The best news of the year is probably that we received a set of new batteries for our solar systems from the Lutheran church in Sachsen-Anhalt / Germany (KPS). This now allows us to operate even at night without having to switch on our generator. So the generator only runs from 7 pm until 10 pm now. All sterilizing is done during this time thanks to the cooperation of the theatre staff.

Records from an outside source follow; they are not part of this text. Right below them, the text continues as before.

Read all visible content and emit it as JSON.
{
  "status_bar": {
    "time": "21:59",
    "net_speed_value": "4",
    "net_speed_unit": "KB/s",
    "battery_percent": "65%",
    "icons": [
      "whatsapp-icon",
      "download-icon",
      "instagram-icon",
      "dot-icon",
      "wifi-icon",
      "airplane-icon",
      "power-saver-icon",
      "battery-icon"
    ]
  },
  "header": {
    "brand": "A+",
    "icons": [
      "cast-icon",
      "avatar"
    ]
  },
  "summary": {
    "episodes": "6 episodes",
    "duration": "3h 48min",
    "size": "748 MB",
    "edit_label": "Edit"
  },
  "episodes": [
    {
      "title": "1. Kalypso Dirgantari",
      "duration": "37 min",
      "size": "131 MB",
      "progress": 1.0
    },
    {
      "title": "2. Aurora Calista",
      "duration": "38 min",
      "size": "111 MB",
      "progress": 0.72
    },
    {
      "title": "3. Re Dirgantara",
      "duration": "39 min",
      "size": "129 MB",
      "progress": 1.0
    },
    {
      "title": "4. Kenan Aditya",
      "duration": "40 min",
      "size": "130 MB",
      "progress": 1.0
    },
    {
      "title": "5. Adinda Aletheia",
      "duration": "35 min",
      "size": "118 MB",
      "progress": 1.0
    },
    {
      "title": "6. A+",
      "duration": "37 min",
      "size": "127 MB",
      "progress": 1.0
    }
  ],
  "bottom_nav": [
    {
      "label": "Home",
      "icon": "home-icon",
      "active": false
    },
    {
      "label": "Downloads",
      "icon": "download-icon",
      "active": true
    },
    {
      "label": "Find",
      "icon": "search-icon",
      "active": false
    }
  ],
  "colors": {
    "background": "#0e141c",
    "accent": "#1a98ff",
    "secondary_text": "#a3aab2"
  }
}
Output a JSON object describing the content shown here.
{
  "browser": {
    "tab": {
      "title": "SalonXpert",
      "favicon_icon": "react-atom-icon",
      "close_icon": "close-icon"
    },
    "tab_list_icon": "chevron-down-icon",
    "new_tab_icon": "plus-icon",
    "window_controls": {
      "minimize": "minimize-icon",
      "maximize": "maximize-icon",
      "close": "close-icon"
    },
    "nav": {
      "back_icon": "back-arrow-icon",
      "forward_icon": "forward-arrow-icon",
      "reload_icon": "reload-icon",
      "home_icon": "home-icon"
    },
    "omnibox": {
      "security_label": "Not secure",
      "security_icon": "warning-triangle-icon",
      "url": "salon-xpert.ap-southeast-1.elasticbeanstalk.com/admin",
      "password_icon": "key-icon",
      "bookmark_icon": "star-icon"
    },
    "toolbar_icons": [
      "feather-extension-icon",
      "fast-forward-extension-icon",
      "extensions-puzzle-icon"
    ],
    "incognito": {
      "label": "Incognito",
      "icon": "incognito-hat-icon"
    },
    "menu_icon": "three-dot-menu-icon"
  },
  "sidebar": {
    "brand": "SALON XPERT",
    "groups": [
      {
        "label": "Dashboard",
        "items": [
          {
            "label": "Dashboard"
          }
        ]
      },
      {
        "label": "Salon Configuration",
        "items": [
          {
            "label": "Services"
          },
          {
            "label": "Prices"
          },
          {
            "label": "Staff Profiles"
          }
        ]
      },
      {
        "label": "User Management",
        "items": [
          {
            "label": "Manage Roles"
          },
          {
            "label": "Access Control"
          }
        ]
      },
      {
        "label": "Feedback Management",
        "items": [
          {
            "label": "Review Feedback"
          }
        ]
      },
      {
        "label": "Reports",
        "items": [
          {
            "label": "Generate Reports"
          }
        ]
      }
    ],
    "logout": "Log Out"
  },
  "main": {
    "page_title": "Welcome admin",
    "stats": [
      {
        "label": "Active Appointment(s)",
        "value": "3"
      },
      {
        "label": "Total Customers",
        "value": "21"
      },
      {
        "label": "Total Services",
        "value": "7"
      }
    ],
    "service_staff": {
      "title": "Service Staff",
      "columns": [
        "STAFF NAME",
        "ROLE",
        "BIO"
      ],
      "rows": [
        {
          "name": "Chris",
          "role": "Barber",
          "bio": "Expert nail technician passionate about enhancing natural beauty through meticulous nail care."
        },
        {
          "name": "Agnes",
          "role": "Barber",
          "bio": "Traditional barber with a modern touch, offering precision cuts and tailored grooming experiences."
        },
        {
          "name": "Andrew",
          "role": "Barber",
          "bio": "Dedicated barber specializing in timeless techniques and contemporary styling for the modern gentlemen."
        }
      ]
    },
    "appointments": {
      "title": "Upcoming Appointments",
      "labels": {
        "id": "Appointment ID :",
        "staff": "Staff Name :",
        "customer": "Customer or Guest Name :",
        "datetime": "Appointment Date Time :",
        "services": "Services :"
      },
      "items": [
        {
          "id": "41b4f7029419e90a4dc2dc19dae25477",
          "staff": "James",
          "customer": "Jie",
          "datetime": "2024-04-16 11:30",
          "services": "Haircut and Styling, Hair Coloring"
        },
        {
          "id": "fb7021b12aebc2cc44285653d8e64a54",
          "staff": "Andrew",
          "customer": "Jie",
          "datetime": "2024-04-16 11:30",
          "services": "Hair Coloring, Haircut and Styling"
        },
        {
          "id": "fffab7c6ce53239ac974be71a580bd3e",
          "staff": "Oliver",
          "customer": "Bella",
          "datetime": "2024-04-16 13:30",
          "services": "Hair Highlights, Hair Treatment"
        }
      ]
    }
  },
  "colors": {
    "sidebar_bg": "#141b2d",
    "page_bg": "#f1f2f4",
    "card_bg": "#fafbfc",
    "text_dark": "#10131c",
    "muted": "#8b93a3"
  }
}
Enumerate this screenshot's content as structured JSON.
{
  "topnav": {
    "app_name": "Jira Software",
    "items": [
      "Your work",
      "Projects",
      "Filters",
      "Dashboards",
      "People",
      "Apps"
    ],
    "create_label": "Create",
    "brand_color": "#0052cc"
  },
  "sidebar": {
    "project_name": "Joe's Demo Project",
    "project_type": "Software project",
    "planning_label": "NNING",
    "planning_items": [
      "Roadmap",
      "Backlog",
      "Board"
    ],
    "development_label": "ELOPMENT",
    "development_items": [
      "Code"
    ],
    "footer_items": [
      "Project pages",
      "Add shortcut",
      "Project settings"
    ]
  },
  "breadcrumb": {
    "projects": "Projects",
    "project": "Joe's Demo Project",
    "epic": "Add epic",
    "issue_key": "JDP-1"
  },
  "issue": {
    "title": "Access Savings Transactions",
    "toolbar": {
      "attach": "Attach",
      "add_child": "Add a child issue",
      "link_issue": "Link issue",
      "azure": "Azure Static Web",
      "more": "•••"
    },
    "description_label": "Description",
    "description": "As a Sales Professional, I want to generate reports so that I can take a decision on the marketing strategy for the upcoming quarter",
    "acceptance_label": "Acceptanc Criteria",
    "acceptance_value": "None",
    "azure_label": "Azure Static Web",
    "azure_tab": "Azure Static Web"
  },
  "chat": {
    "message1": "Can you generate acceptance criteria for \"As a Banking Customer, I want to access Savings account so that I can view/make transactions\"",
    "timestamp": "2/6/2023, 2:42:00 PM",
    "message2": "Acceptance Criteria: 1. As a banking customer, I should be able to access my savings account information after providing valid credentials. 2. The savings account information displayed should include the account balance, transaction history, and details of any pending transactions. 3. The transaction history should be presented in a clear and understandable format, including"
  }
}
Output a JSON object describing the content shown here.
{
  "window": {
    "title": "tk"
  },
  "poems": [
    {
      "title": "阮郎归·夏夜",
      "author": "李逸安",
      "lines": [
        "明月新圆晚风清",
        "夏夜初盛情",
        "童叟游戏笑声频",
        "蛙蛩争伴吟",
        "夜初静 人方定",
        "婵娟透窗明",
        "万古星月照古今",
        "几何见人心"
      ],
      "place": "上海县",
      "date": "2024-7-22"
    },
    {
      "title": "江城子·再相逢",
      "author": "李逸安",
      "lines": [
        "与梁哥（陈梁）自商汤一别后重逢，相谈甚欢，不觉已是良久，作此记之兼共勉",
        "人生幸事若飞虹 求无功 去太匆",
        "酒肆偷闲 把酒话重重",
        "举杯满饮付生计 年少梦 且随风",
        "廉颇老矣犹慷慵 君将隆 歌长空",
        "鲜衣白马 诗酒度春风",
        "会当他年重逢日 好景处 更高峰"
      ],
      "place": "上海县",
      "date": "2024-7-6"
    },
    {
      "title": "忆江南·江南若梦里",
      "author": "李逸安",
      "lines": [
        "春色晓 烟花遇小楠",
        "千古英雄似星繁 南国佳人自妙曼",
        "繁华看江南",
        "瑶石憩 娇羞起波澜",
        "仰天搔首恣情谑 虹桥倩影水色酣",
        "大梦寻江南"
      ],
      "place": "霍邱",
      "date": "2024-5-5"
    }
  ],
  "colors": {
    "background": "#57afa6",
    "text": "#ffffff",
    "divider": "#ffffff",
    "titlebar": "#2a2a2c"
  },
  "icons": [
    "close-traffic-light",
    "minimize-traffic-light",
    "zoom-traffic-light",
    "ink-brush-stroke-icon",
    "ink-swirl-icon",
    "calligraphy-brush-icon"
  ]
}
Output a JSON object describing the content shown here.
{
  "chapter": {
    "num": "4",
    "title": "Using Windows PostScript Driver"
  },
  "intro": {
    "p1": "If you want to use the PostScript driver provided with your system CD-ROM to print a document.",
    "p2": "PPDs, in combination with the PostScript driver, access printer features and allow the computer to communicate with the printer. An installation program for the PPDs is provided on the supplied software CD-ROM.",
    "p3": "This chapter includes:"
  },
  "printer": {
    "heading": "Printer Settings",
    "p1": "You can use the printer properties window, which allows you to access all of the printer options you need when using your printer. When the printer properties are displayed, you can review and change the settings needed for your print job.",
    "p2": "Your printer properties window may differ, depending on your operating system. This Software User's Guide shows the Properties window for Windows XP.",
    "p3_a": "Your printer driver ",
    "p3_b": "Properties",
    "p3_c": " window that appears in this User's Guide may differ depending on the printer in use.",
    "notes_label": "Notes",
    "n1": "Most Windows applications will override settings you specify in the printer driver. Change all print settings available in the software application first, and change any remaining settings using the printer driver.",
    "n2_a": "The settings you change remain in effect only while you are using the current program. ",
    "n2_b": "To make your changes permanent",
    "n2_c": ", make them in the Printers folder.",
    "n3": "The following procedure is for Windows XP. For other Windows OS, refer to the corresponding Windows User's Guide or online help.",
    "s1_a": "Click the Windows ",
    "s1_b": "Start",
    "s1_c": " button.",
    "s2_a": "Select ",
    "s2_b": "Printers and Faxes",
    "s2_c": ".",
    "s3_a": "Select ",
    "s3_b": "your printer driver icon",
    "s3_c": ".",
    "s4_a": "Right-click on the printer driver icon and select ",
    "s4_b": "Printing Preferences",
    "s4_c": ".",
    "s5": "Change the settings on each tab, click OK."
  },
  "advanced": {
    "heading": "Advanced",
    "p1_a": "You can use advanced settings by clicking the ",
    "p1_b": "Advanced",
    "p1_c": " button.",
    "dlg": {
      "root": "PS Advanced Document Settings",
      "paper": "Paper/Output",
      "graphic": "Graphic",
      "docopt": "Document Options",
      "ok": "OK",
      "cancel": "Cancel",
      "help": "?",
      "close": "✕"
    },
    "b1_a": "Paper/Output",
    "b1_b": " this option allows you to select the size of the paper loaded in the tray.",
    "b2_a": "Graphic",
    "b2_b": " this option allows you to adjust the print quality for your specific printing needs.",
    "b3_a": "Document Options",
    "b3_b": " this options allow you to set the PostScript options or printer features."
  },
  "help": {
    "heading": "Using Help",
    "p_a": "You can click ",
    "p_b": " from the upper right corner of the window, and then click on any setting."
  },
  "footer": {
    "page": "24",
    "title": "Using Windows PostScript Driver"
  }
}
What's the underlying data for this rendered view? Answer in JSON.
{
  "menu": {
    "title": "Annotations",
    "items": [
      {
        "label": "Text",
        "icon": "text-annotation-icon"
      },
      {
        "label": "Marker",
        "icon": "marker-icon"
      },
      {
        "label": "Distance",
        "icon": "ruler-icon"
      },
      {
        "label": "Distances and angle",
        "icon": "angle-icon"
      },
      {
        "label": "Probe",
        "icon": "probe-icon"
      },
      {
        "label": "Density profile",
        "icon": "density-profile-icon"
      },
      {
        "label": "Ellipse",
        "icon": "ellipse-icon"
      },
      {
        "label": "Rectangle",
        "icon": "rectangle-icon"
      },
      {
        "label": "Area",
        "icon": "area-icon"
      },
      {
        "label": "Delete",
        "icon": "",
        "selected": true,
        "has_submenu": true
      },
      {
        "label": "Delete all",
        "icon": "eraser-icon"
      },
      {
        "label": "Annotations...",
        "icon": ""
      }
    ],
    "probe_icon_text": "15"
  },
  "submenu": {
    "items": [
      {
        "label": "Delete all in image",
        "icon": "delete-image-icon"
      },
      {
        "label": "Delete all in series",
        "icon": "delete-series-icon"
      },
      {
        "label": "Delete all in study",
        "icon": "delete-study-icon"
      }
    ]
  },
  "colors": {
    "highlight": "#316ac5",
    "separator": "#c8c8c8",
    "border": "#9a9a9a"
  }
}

Financial liabilities mentioned in the last annual report could be solved with a generous donation also from the KPS.

 

In 2003 we have been able to reduce the gap between income and expenditure (in comparison with 2002). However, this gap will widen again following the increase in salaries on the 1st December 2003. Since that date trained and untrained staff are largely paid according to the latest Government salary scales. In any case it needs to be realized that our ‘expenditure’ does not cover the real costs because the depreciation of equipment and buildings is not mentioned. Also the cost of the expatriate medical officer is not listed. Thus there is no hope whatsoever that Lugala Lutheran Hospital will ever become independent of considerable donations.

 

The most important visitors in 2003 were Pastor J-H. Witzel from the church in Sachsen-Anhalt (KPS) who came in October 2003 together with Pastor Zipser of the Berliner Missionswerk and Mrs. U. Rhein. They were followed in November by Pastor Heyroth, Dr. Hable, Frau Richter and Frau Künanz from the Lugala Arbeitskreis in Germany. The future of Lugala Hospital was most thoroughly discussed with them. They assured us of their continuing support.